Già il fatto che sia un “monte orfano”, suscita in me ancora più simpatia.
Se ne sta li, solo soletto, staccato dagli altri monti. Con quel suo giacere da est a ovest, in un susseguirsi di valli, cime, creste e pendii. Una rappresentazione perfetta dello yin e yang (che tra l’altro fanno riferimento proprio ai due lati di una collina): il versante nord con un microclima più ombreggiato e umido. Quello sud, al contrario più soleggiato e asciutto.
Un dedalo di sentieri che si intersecano, su e giù e poi a mezza costa e ancora a salire o scendere a seconda delle necessità.
Alcuni più frequentati e quasi sempre agibili, altri meno battuti e più facilmente preda dei rovi, che inesorabilmente tentano di chiuderli.

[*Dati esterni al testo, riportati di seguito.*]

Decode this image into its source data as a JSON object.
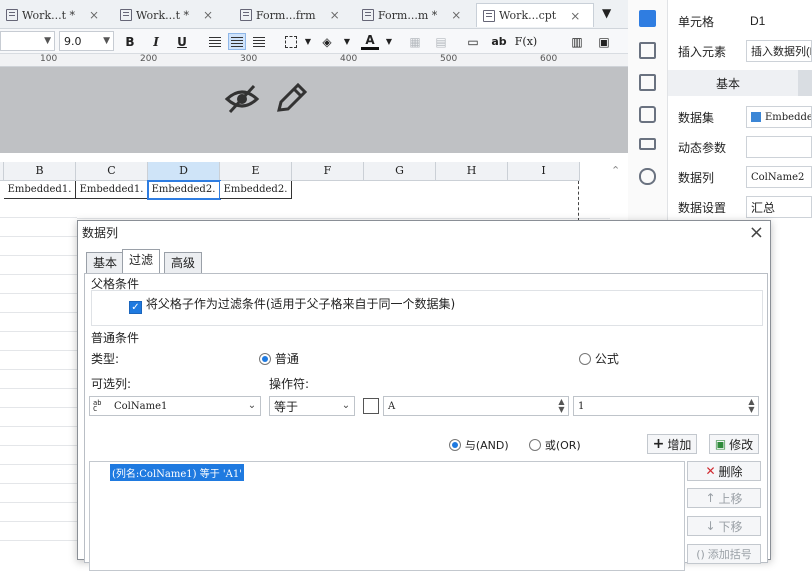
{
  "tabs": [
    {
      "label": "Work...t *",
      "close": "×"
    },
    {
      "label": "Work...t *",
      "close": "×"
    },
    {
      "label": "Form...frm",
      "close": "×"
    },
    {
      "label": "Form...m *",
      "close": "×"
    },
    {
      "label": "Work...cpt",
      "close": "×"
    }
  ],
  "toolbar": {
    "font_size": "9.0",
    "bold": "B",
    "italic": "I",
    "underline": "U",
    "text_color": "A",
    "ab": "ab",
    "fx": "F(x)"
  },
  "ruler": [
    "100",
    "200",
    "300",
    "400",
    "500",
    "600"
  ],
  "grid": {
    "columns": [
      "B",
      "C",
      "D",
      "E",
      "F",
      "G",
      "H",
      "I"
    ],
    "cells": [
      "Embedded1.",
      "Embedded1.",
      "Embedded2.",
      "Embedded2."
    ]
  },
  "right_panel": {
    "cell_label": "单元格",
    "cell_value": "D1",
    "insert_label": "插入元素",
    "insert_value": "插入数据列(D",
    "tab_basic": "基本",
    "dataset_label": "数据集",
    "dataset_value": "Embedded",
    "dynamic_label": "动态参数",
    "dynamic_value": "",
    "column_label": "数据列",
    "column_value": "ColName2",
    "setting_label": "数据设置",
    "setting_value": "汇总"
  },
  "dialog": {
    "title": "数据列",
    "close": "×",
    "tabs": [
      "基本",
      "过滤",
      "高级"
    ],
    "parent_section": "父格条件",
    "parent_checkbox": "将父格子作为过滤条件(适用于父子格来自于同一个数据集)",
    "normal_section": "普通条件",
    "type_label": "类型:",
    "type_normal": "普通",
    "type_formula": "公式",
    "optional_col_label": "可选列:",
    "operator_label": "操作符:",
    "column_select": "ColName1",
    "operator_select": "等于",
    "value_a": "A",
    "value_1": "1",
    "and_label": "与(AND)",
    "or_label": "或(OR)",
    "add_btn": "增加",
    "modify_btn": "修改",
    "delete_btn": "删除",
    "up_btn": "上移",
    "down_btn": "下移",
    "add_bracket_btn": "添加括号",
    "condition_item": "(列名:ColName1) 等于 'A1'"
  }
}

Sentieri la cui praticabilità non è messa in forse solo dai rovi, ma soprattutto dalla fragilità del bosco lasciato a se stesso. Così, stagione dopo stagione, le frane, gli alberi caduti (memorabile l’inverno appena passato) e l’erosione causata dai ruscelli in piena, arrivano a cancellarne addirittura alcuni tratti, che nessuno ha voglia di ripulire o sistemare, perché di poco interesse e ancor meno di utilità.
Normalmente però i danni si riparano e allora c’è la possibilità che quel sentiero fatto decine di volte, all’improvviso non sia più lo stesso e offra nuovi spunti.
Da un certo punto di vista, egoistico forse, sicuramente di parte, non è proprio un male.
La natura fa il suo corso e trova rapidamente un nuovo equilibrio, offrendoci allo stesso tempo un Canto in continuo divenire.